Wagner and her teammates traveled with the team from Aguadilla, Puerto Rico, on Thursday night as MLB sent the players south to Jupiter, Fla., where the Hammerheads hosted the Fort Myers Mighty Mussels in Single-A Florida State League action.

The bond between the teams grew from that night of Minor League baseball at the Marlins’ and Cardinals’ Spring Training complex.

After Harrisburg wrapped up its 8-0 win over Cleveland early Friday morning, the Pennsylvania team sprinted over to the Puerto Rico grandstands and raucously cheered on the club late in the contest.

But the island team fell to tourney favorite Houston, forcing an afternoon game between Harrisburg and Puerto Rico -- new friends but also new rivals bidding to reach the title game.

“This is my last year to compete, and my teammates have been amazing,” said Wagner, who is in her second RBI World Series. “We really connected [with Puerto Rico] on the bus.”

Cleveland center fielder Kristen Zak and Hoboken staff ace Gabby Diaz could barely speak as both were hoarse from cheering so loudly in their earlier games.

Like Wagner, Zak batted leadoff, played in center and served as the Guardians’ spark plug as they made a push but lost to Harrisburg in the elimination match.

While waiting for umpires to arrive before facing the Marlins on the Excellence Field in their second games Thursday, Zak and her Guardian teammates were also in a social mood.

The opposing squads stood side-by-side in three lines in front of the Cleveland dugout, turned up the music and scooted along the clay in unison to the rhythm before first pitch.

The game pitted a rematch of sorts of the 1997 World Series between the then-Cleveland Indians and Florida Marlins, a meeting the South Florida side won in seven games on Edgar Renteria’s 11th-inning walk-off single.

“Honestly, my voice is gone from bringing the energy,” said Zak. “I was still out there banging on stuff because I can’t yell. And we’re dancing with the Marlins right now.”

Added Kathie Zak, Kristen’s mother, while taking a break from Friday’s action: “This whole [tournament] is amazing. I can’t thank MLB enough for this.”

Cleveland went on to beat the Marlins, 6-5, but lost to Harrisburg the next morning.

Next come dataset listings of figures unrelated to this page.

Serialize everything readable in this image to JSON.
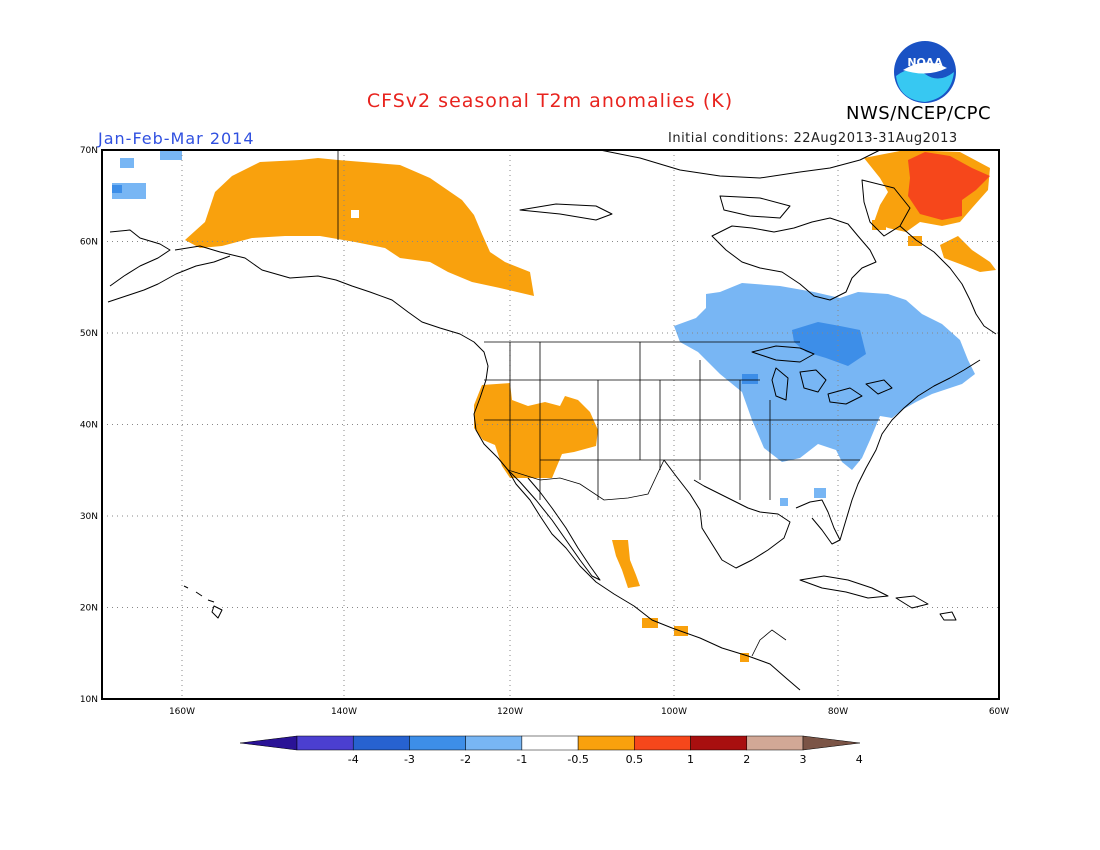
{
  "header": {
    "title": "CFSv2 seasonal T2m anomalies (K)",
    "title_color": "#e8231e",
    "period": "Jan-Feb-Mar 2014",
    "period_color": "#3050e0",
    "initial_conditions": "Initial conditions: 22Aug2013-31Aug2013",
    "agency": "NWS/NCEP/CPC",
    "logo_text": "NOAA"
  },
  "map": {
    "lon_range": [
      -172,
      -60
    ],
    "lat_range": [
      10,
      70
    ],
    "lat_labels": [
      "70N",
      "60N",
      "50N",
      "40N",
      "30N",
      "20N",
      "10N"
    ],
    "lon_labels": [
      "160W",
      "140W",
      "120W",
      "100W",
      "80W",
      "60W"
    ],
    "gridlines": "dotted"
  },
  "colorbar": {
    "labels": [
      "-4",
      "-3",
      "-2",
      "-1",
      "-0.5",
      "0.5",
      "1",
      "2",
      "3",
      "4"
    ],
    "colors": [
      "#2a1396",
      "#4b3fd0",
      "#2762d0",
      "#3d8ee8",
      "#78b6f4",
      "#ffffff",
      "#f9a10d",
      "#f6471b",
      "#a80f0f",
      "#d2a896",
      "#7b5446"
    ]
  },
  "anomaly_regions": [
    {
      "name": "alaska-yukon-warm",
      "category": "0.5 to 1"
    },
    {
      "name": "southwest-us-warm",
      "category": "0.5 to 1"
    },
    {
      "name": "western-mexico-warm",
      "category": "0.5 to 1"
    },
    {
      "name": "labrador-warm",
      "category": "0.5 to 2"
    },
    {
      "name": "great-lakes-northeast-cool",
      "category": "-1 to -0.5"
    },
    {
      "name": "bering-sea-cool",
      "category": "-1 to -0.5"
    }
  ]
}
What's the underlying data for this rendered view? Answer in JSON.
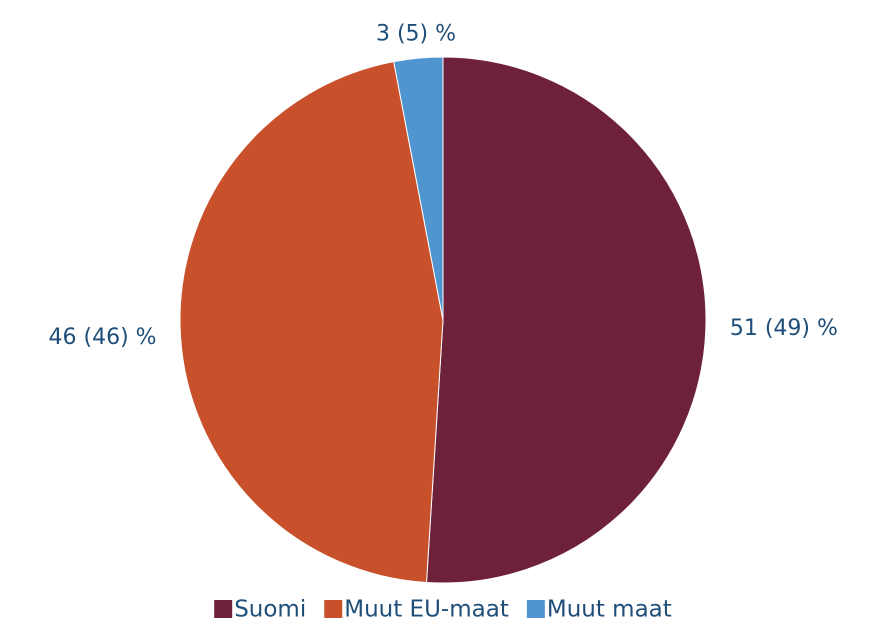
{
  "chart_data": {
    "type": "pie",
    "categories": [
      "Suomi",
      "Muut EU-maat",
      "Muut maat"
    ],
    "values": [
      51,
      46,
      3
    ],
    "value_labels": [
      "51 (49) %",
      "46 (46) %",
      "3 (5) %"
    ],
    "colors": [
      "#6d213a",
      "#c8502a",
      "#4f95cf"
    ],
    "legend": "bottom"
  }
}
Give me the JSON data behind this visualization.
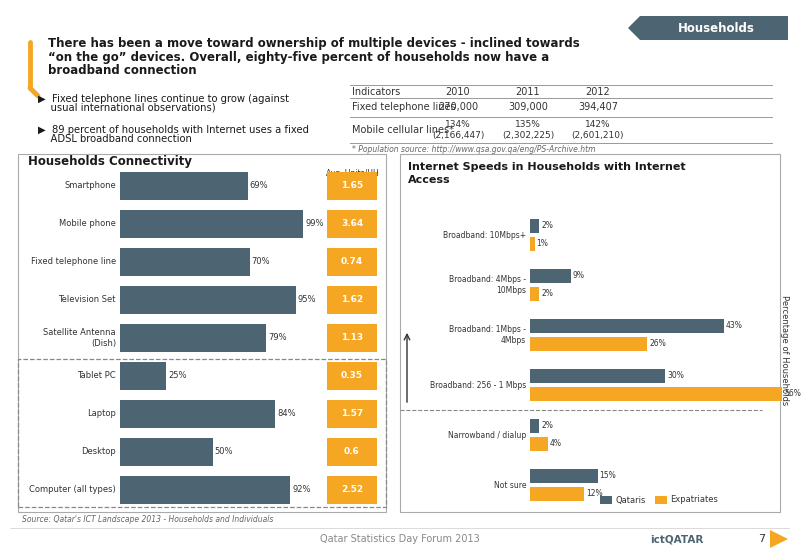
{
  "header_tab": "Households",
  "title_line1": "There has been a move toward ownership of multiple devices - inclined towards",
  "title_line2": "“on the go” devices. Overall, eighty-five percent of households now have a",
  "title_line3": "broadband connection",
  "bullet1_line1": "▶  Fixed telephone lines continue to grow (against",
  "bullet1_line2": "    usual international observations)",
  "bullet2_line1": "▶  89 percent of households with Internet uses a fixed",
  "bullet2_line2": "    ADSL broadband connection",
  "table_headers": [
    "Indicators",
    "2010",
    "2011",
    "2012"
  ],
  "table_row1": [
    "Fixed telephone lines",
    "270,000",
    "309,000",
    "394,407"
  ],
  "table_row2_label": "Mobile cellular lines*",
  "table_row2_vals": [
    "134%\n(2,166,447)",
    "135%\n(2,302,225)",
    "142%\n(2,601,210)"
  ],
  "table_footnote": "* Population source: http://www.qsa.gov.qa/eng/PS-Archive.htm",
  "left_chart_title": "Households Connectivity",
  "left_categories": [
    "Computer (all types)",
    "Desktop",
    "Laptop",
    "Tablet PC",
    "Satellite Antenna\n(Dish)",
    "Television Set",
    "Fixed telephone line",
    "Mobile phone",
    "Smartphone"
  ],
  "left_values": [
    92,
    50,
    84,
    25,
    79,
    95,
    70,
    99,
    69
  ],
  "left_labels": [
    "92%",
    "50%",
    "84%",
    "25%",
    "79%",
    "95%",
    "70%",
    "99%",
    "69%"
  ],
  "left_avg": [
    2.52,
    0.6,
    1.57,
    0.35,
    1.13,
    1.62,
    0.74,
    3.64,
    1.65
  ],
  "left_bar_color": "#4d6573",
  "left_avg_color": "#f5a623",
  "right_chart_title": "Internet Speeds in Households with Internet\nAccess",
  "right_categories": [
    "Not sure",
    "Narrowband / dialup",
    "Broadband: 256 - 1 Mbps",
    "Broadband: 1Mbps -\n4Mbps",
    "Broadband: 4Mbps -\n10Mbps",
    "Broadband: 10Mbps+"
  ],
  "right_qataris": [
    15,
    2,
    30,
    43,
    9,
    2
  ],
  "right_expatriates": [
    12,
    4,
    56,
    26,
    2,
    1
  ],
  "qataris_color": "#4d6573",
  "expatriates_color": "#f5a623",
  "source_text": "Source: Qatar's ICT Landscape 2013 - Households and Individuals",
  "footer_center": "Qatar Statistics Day Forum 2013",
  "footer_right": "ictQATAR",
  "footer_page": "7",
  "bg_color": "#ffffff"
}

A rough voice from the spirited celebration of pumping up her teammates wasn’t Diaz’s only health issue of the week.

She was overcome by the intense Florida heat in an earlier outing and needed treatment in the 42 building at the complex, but she returned to pitch a complete game in her club’s 6-0 loss to Harrisburg on Thursday afternoon.

“The experience has been great, to be honest,” Diaz said. “We’ve actually become great friends with the Houston team. We go back to our villas and enjoy our time here.”

Puerto Rico catcher Claudia Ortiz had a strong tournament and will carry that to the University of Puerto Rico-Mayaguez, where she will slide into the catching mix as a freshman.

“Their catcher graduated. It’s a lot of pressure but good pressure. It will challenge me to be a better person and player,” Ortiz said.

Andralyn Brown of the Reds will take her third-base skills to Kentucky State. She said she found something within her at the tourney that she didn’t know existed.

“I learned about leadership,” Brown said. “There’s not a lot of experience [on our team], so I’ve had to come up as a leader and find my voice. We became close as a team and family, and that’s what this has meant to me.”